Autonomy Slider and LLM tools for software development
The LLM-based tools, in particular for software development, have gotten so much better lately. Just some months ago I was seeking a solution for turning off autocomplete when there was too little context, and now I find myself more and more operating in more agentic workflows, where larger logic increments are generated based on prompts and carefully maintained initial context.

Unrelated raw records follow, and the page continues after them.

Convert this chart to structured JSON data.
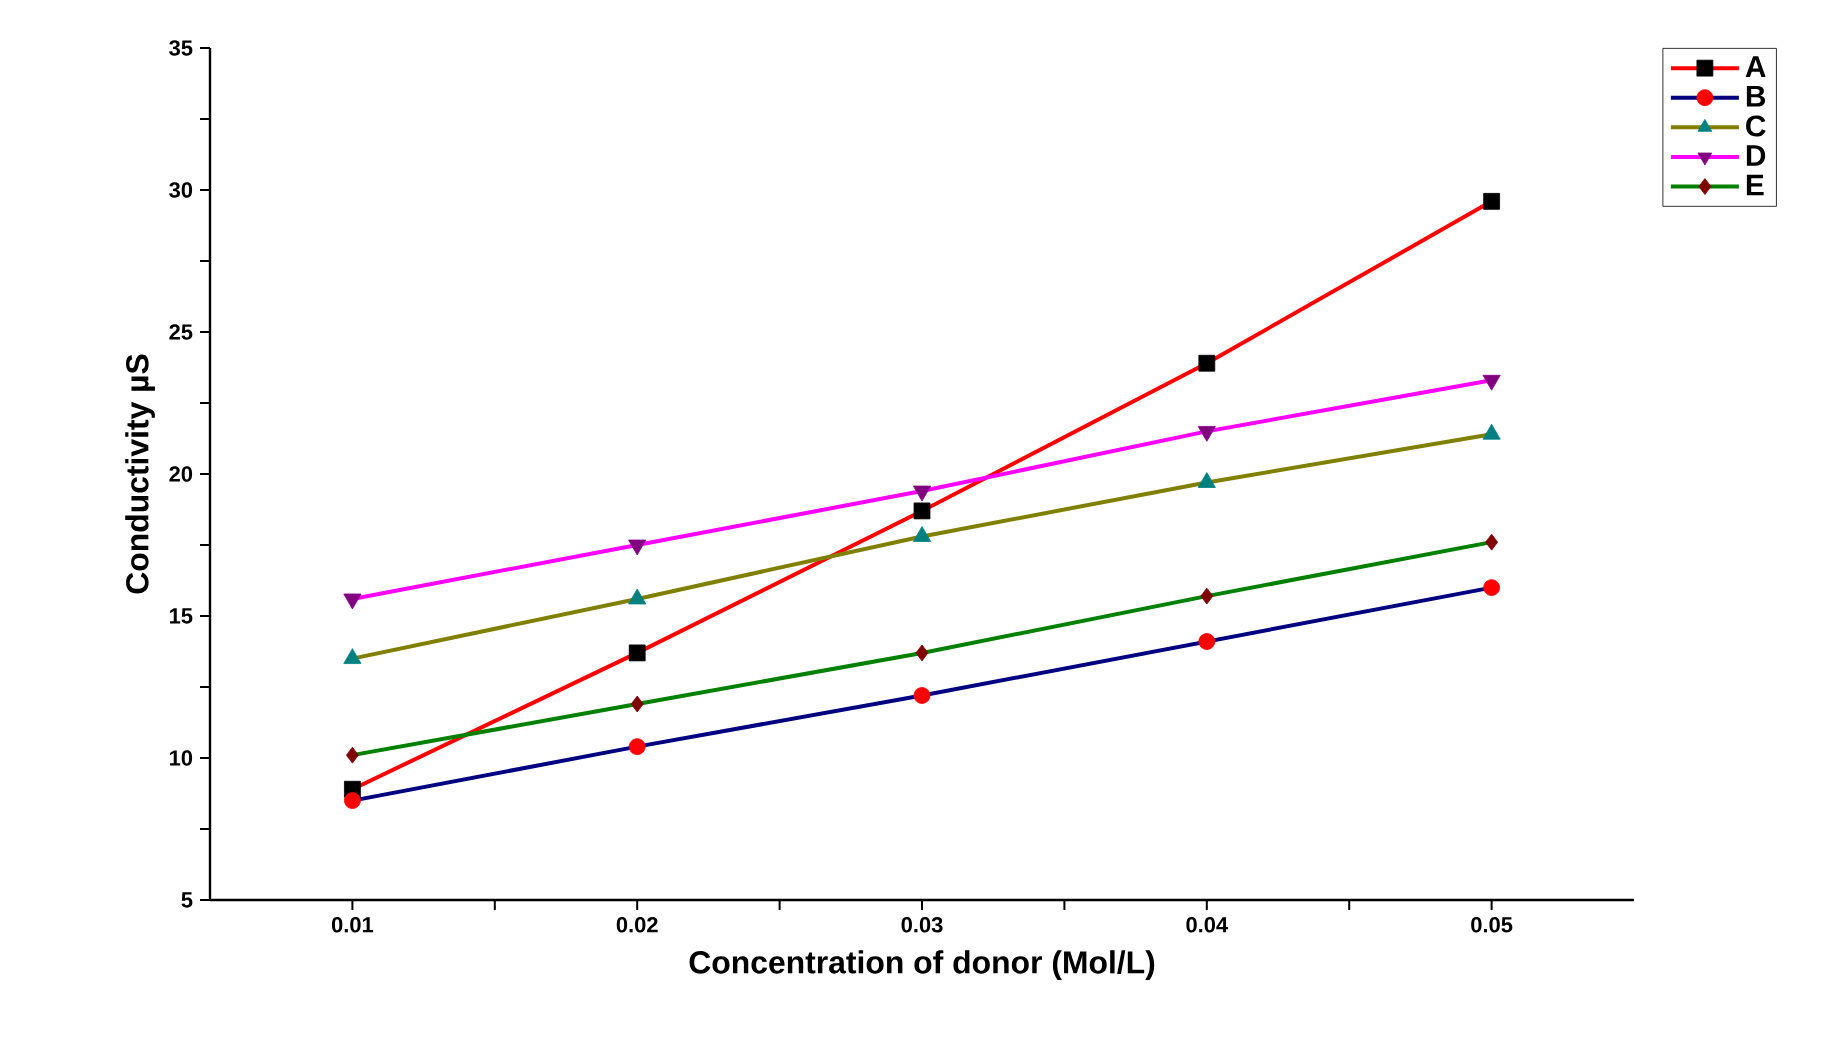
{
  "chart_data": {
    "type": "line",
    "xlabel": "Concentration of donor (Mol/L)",
    "ylabel": "Conductivity µS",
    "x": [
      0.01,
      0.02,
      0.03,
      0.04,
      0.05
    ],
    "xlim": [
      0.005,
      0.055
    ],
    "xticks": [
      0.01,
      {
        "value": 0.015,
        "label": null
      },
      0.02,
      {
        "value": 0.025,
        "label": null
      },
      0.03,
      {
        "value": 0.035,
        "label": null
      },
      0.04,
      {
        "value": 0.045,
        "label": null
      },
      0.05
    ],
    "ylim": [
      5,
      35
    ],
    "yticks": [
      5,
      {
        "value": 7.5,
        "label": null
      },
      10,
      {
        "value": 12.5,
        "label": null
      },
      15,
      {
        "value": 17.5,
        "label": null
      },
      20,
      {
        "value": 22.5,
        "label": null
      },
      25,
      {
        "value": 27.5,
        "label": null
      },
      30,
      {
        "value": 32.5,
        "label": null
      },
      35
    ],
    "legend": "top right",
    "grid": false,
    "series": [
      {
        "name": "A",
        "color": "#ff0000",
        "marker": "square",
        "colors": [
          "#000000",
          "#000000",
          "#000000",
          "#000000",
          "#000000"
        ],
        "values": [
          8.9,
          13.7,
          18.7,
          23.9,
          29.6
        ]
      },
      {
        "name": "B",
        "color": "#000080",
        "marker": "circle",
        "colors": [
          "#ff0000",
          "#ff0000",
          "#ff0000",
          "#ff0000",
          "#ff0000"
        ],
        "values": [
          8.5,
          10.4,
          12.2,
          14.1,
          16.0
        ]
      },
      {
        "name": "C",
        "color": "#808000",
        "marker": "triangle",
        "colors": [
          "#008080",
          "#008080",
          "#008080",
          "#008080",
          "#008080"
        ],
        "values": [
          13.5,
          15.6,
          17.8,
          19.7,
          21.4
        ]
      },
      {
        "name": "D",
        "color": "#ff00ff",
        "marker": "triangle",
        "colors": [
          "#800080",
          "#800080",
          "#800080",
          "#800080",
          "#800080"
        ],
        "values": [
          15.6,
          17.5,
          19.4,
          21.5,
          23.3
        ]
      },
      {
        "name": "E",
        "color": "#008000",
        "marker": "diamond",
        "colors": [
          "#800000",
          "#800000",
          "#800000",
          "#800000",
          "#800000"
        ],
        "values": [
          10.1,
          11.9,
          13.7,
          15.7,
          17.6
        ]
      }
    ]
  }
}
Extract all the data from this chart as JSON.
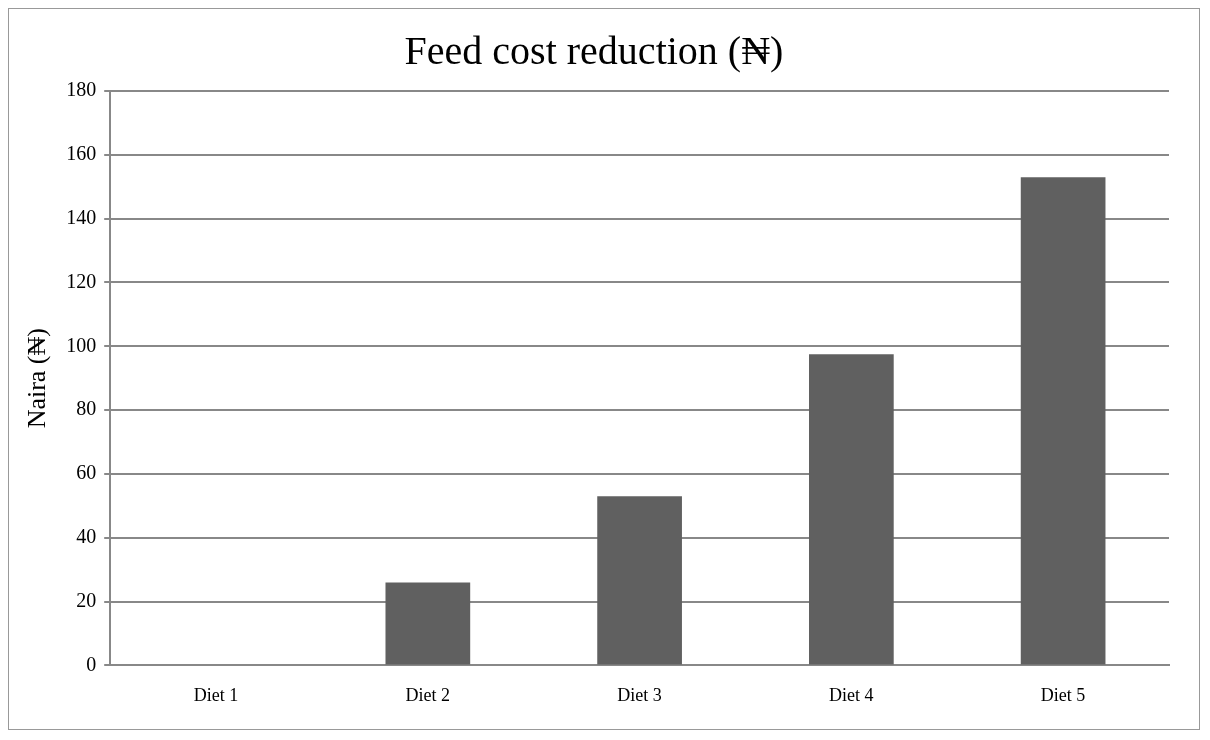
{
  "chart_data": {
    "type": "bar",
    "title": "Feed cost reduction (₦)",
    "ylabel": "Naira (₦)",
    "categories": [
      "Diet 1",
      "Diet 2",
      "Diet 3",
      "Diet 4",
      "Diet 5"
    ],
    "values": [
      0,
      26,
      53,
      97.5,
      153
    ],
    "color": "#606060",
    "ylim": [
      0,
      180
    ],
    "yticks": [
      0,
      20,
      40,
      60,
      80,
      100,
      120,
      140,
      160,
      180
    ],
    "grid": "y",
    "legend": false
  }
}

I find it very fitting to apply the mental model of “autonomy slider”, introduced by Andrej Karpathy, to the varying selection of LLM-based tools and development workflows. In a nutshell, it describes the varying level of agency of a user as compared to how much is offloaded to AI systems. With software engineering, you can e.g. operate with the following levels of involvement:
-
Writing code manually, with extra LLM-driven autocomplete: VSCode with Github Copilot is particularly suitable for that, and I admit that the UI and quality of its autocomplete and next edit suggestions has improved significantly lately.
-
Issuing larger code generation tasks with precisely controlled context: I would say that this mode of operation is also a strong suit of VSCode with Github Copilot, as it is very easy to specify a concrete context by mixing files, directories, Git SHAs etc.
-
Large prompt-based chunks of work with autonomous context management: more advanced tools like Windsurf and Cursor stand out here, as they maintain their own context engines, so the developer doesn’t have to always pin down all the relevant files, as an example; this kind of development is much more effective when combined with context files like
AGENTS.md, skills, and maintaining a good architecture of the codebase. -
Long-horizon tasks with AI agents: agents like Claude Code, especially with using Git worktrees, can be pretty good for large and tedious tasks.
As a nice reference, I would like to leave a link to Andrey Karpathy’s talk where he introduced this concept: Software Is Changing (Again).